Episodes¶
Episodes are coherent conversation segments — the intermediate representation between raw messages and extracted knowledge.
Segmentation¶
BoundaryDetector analyzes message sequences to find natural break points:
- Topic shifts — The conversation moves to a different subject
- Intent changes — The user switches from asking questions to giving instructions
- Time gaps — A configurable silence gap (default: 30 minutes)
flowchart LR
M1[Msg 1] --> M2[Msg 2] --> M3[Msg 3]
M3 -->|topic shift| M4[Msg 4]
M4 --> M5[Msg 5]
M5 -->|time gap| M6[Msg 6]
subgraph Episode 1
M1
M2
M3
end
subgraph Episode 2
M4
M5
end
subgraph Episode 3
M6
end
Configuration¶
memory = Memory(
# ...
segmentation_threshold=20, # Max messages per episode
time_gap_minutes=30, # Time gap triggers new episode
)
Generation¶
EpisodeGenerator transforms each message group into a structured episode:
- Title — Concise label (e.g., "User's Work Background")

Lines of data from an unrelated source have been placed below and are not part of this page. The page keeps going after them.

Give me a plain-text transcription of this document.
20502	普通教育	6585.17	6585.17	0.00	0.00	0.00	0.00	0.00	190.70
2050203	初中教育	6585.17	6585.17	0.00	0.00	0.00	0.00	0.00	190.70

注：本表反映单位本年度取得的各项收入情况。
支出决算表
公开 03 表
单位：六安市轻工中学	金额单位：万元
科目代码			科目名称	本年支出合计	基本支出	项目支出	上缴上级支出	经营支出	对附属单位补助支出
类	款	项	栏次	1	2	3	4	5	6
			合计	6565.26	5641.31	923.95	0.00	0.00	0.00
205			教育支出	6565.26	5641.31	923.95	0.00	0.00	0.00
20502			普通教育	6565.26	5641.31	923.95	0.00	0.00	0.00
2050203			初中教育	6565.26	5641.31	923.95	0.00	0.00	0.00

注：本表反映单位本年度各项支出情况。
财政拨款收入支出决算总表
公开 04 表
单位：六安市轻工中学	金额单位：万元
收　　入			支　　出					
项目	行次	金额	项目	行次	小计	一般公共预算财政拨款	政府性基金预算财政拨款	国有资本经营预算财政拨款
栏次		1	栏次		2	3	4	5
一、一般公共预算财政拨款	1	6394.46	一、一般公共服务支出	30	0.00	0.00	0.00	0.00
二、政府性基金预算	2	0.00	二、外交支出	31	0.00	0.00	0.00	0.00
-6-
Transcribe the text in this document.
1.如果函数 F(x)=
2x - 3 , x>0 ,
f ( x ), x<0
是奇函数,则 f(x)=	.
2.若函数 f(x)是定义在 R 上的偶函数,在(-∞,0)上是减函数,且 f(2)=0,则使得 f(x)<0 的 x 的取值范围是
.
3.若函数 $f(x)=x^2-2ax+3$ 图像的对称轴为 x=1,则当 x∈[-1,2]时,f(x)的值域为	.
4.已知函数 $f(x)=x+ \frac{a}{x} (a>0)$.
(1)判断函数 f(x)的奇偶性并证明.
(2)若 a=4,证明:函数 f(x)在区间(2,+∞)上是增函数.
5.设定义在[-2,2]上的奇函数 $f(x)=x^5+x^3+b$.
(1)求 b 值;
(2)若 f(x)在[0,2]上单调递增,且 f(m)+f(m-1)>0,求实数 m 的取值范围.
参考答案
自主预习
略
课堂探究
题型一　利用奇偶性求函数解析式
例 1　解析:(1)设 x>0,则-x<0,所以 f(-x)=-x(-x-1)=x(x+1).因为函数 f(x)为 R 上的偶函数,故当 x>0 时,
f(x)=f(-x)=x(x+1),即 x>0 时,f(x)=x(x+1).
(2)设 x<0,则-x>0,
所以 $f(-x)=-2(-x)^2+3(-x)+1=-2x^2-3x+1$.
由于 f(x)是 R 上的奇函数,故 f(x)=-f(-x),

- Content — Third-person narrative summary of what happened
The narrative format preserves context that individual facts would lose. Episodes are indexed for retrieval alongside extracted knowledge.
Merging¶
When enable_episode_merging=True (default), newly created episodes are compared against recent episodes by embedding similarity. If similarity exceeds merge_similarity_threshold (default: 0.9), episodes are merged to reduce redundancy.
This handles cases where the same topic is discussed across multiple short exchanges — instead of creating many small episodes, they consolidate into one.